Kruaaa

"ÜberLeben": Was ein Jahr Corona mit uns so gemacht hat.
Guido Tartarotti

Guido Tartarotti

Geht es Ihnen auch so? Wir befinden uns eindeutig in der dritten Phase. Die erste Phase war: Was, ein Virus? Mir doch wurscht. Die zweite Phase war: Was? Ein Virus!
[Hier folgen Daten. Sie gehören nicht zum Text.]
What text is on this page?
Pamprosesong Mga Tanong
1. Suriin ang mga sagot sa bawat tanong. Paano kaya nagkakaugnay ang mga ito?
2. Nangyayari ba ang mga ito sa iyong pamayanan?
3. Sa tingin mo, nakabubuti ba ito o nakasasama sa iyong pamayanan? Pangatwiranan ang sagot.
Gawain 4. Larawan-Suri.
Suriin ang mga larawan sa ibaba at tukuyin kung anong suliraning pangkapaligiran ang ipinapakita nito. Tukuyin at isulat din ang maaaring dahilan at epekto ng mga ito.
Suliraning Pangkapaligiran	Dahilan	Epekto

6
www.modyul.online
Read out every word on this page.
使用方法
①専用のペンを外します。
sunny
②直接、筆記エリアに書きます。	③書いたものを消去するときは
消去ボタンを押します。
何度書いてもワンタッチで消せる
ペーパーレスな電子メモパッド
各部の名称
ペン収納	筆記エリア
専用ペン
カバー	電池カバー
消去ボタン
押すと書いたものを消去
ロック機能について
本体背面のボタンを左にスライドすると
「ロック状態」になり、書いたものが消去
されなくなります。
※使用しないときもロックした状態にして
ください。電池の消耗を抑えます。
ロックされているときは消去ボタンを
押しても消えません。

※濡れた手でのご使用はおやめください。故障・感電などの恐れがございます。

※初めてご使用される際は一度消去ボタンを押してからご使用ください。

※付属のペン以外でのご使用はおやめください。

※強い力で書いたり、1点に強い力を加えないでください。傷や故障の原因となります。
Die dritte Phase ist: Mir doch wurscht.

Am Anfang haben wir uns widerwillig den Schal ums Gesicht gewickelt und dabei ironisch mit den Augen gerollt, als wollten wir sagen: Nein, ich hab keine Angst, ich verkleide mich nur als Bankräuber.

Dann hatten wir alle bunte Masken mit lustigen Aufdrucken wie „Drunter schau ich echt gut aus“ oder „Bier formte diese wunderbare Nase“ oder „Ich bin so schlecht im Bett, das musst du sehen“.

Jetzt tragen wir alle Kaffeefilter im Gesicht und nennen sie „FFP2“.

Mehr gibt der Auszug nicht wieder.